Get Ready for the Digital Health Revolution
By Moiz Kasubhai, MD
After a contentious brainstorming meeting at his new job, John pulls out his smartphone, opens a Digital Health App, and looks at the screen. Within a minute, it informs him of his heart rate, oxygen saturation, blood pressure, stress levels, and other indicators without any wearables. He opens another App and talks into it, and within 20 seconds, it informs him if he has depression or anxiety. Fortunately, all his parameters are well, and he has low-stress levels. However, he has been feeling intermittently short of breath, and the sensors on his shirt inform him that his asthma is acting up, not his heart failure. After a few puffs of his inhaler, he is well again.
When much of the industrial world has been in the midst of the fourth industrial revolution, healthcare has lagged. Not anymore, however. The revolution is on, and the vast potential to support wellness and improve our ability to prevent, diagnose, reverse and control many chronic diseases has been belatedly recognized.
What is this Digital Health? Simply put, it the use technology tools for measurement and intervention to benefit our health. It uses wearables, non-wearables, audio/video-assisted diagnosis, chatbots, virtual and augmented reality, and advanced analytics to manage wellness. These tools help patients receive results, for example, blood sugar levels within seconds, and algorithmic results from extensive data not possible to be analyzed by humans, for example, genomic data, much faster. Digital Health places the patient in the center to make informed decisions in collaboration with all stakeholders, such as Physicians, Insurers, and Care Managers for health decisions and Pharmaceutical Industry and Physician Scientists for research.

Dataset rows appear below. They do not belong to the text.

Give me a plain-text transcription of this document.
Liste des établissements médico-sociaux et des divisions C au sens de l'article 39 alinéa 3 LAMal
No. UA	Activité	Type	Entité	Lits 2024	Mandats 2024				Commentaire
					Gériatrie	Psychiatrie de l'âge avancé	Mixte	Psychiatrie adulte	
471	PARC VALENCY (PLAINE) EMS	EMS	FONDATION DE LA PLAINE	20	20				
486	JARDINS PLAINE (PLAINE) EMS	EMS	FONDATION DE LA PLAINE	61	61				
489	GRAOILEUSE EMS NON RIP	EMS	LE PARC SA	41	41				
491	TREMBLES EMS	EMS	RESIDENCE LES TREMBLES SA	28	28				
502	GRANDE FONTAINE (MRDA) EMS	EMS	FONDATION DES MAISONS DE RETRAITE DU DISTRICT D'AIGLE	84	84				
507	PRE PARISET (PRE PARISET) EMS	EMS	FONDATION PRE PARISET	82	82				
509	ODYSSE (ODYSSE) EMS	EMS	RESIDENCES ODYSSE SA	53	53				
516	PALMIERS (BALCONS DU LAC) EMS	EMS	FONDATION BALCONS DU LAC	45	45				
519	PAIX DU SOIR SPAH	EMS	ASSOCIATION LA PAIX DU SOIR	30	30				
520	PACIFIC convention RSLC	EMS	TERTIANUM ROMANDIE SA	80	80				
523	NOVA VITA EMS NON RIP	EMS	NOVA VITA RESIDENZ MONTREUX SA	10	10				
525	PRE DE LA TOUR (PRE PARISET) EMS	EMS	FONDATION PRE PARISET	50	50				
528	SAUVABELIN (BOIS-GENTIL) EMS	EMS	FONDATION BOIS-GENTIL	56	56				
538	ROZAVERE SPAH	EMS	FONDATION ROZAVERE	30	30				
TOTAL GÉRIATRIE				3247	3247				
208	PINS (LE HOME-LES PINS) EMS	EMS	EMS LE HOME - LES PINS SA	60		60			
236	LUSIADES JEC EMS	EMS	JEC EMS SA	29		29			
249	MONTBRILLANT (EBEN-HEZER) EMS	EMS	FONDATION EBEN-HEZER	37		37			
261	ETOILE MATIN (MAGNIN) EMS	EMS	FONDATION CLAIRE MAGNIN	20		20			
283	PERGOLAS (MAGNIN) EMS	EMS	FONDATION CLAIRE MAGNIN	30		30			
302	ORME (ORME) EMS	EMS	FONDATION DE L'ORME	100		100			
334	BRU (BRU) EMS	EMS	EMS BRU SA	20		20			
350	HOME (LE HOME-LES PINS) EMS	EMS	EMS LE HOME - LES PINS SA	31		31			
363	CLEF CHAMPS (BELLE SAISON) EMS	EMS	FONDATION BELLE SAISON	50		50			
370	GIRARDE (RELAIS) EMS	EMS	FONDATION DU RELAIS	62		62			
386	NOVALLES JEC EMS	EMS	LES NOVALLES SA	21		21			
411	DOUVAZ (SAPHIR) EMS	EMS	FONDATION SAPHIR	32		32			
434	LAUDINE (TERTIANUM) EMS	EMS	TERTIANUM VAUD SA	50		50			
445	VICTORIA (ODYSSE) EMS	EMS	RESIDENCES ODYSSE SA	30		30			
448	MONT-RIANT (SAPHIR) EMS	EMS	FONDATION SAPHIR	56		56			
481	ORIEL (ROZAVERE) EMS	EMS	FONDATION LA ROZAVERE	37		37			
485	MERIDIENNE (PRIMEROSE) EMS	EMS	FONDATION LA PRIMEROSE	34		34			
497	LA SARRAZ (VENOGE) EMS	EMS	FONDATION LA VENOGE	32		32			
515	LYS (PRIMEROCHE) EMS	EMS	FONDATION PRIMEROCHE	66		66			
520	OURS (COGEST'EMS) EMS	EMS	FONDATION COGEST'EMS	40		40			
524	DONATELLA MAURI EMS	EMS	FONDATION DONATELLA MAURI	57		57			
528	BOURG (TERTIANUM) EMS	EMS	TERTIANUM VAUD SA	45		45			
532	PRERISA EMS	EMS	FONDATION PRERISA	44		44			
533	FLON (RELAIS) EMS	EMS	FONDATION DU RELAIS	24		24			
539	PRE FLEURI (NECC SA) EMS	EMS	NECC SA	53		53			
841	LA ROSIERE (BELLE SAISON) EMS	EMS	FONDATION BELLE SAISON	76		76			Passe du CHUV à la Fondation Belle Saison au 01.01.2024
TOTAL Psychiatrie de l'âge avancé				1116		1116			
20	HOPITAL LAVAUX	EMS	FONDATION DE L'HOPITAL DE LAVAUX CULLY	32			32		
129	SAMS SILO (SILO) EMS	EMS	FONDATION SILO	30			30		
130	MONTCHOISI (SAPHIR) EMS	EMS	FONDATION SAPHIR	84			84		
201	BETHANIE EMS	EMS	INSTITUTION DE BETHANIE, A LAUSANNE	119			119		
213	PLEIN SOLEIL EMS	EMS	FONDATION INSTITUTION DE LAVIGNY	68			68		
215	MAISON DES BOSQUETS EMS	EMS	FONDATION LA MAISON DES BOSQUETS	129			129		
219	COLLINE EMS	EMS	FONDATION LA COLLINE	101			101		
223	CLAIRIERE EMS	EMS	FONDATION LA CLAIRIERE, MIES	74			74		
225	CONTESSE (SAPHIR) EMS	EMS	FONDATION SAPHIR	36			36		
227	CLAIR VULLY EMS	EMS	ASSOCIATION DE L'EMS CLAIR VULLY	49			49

Why now? Healthcare has been extraordinarily successful in providing evidence-based guidelines with multiple and growing interventions for chronic diseases. Nevertheless, the prevalence of chronic diseases continues to grow, and costs to our citizens are unsustainable in the long run. The missing link in successful prevention has been the patient. Digital Health empowers the patient, providing them the tools and artificial intelligence and machine learning curated data to make their healthiest decisions. With their curated data on their smartphones, they can connect virtually to any global experts or organization for personalized care, correct any medication errors, ensure accuracy of their records, share it with their caretaker, and get virtual second opinions. These technologies will reduce inefficiencies, costs, errors and improve quality.
Your health will soon be literally in the palm of your hands, on your smartphone. Portable for anyone to look at with your permission, it is analyzed, curated, and owned by and for you. With further validation using evidence-based analytical models and 5G connectivity, it will assist you in your wellness, alert you when you are likely to get sick, and how to access the best care, and even better, how the best care can come to you (think drones and virtual robotic surgeries).
With the transparency of data and self-empowerment of patients, there is an ongoing paradigm shift from patients being just recipients of care to now being active collaborators and decision-makers. Digital Health has planted the first seeds of personalized care, and we should all be ready to take it on.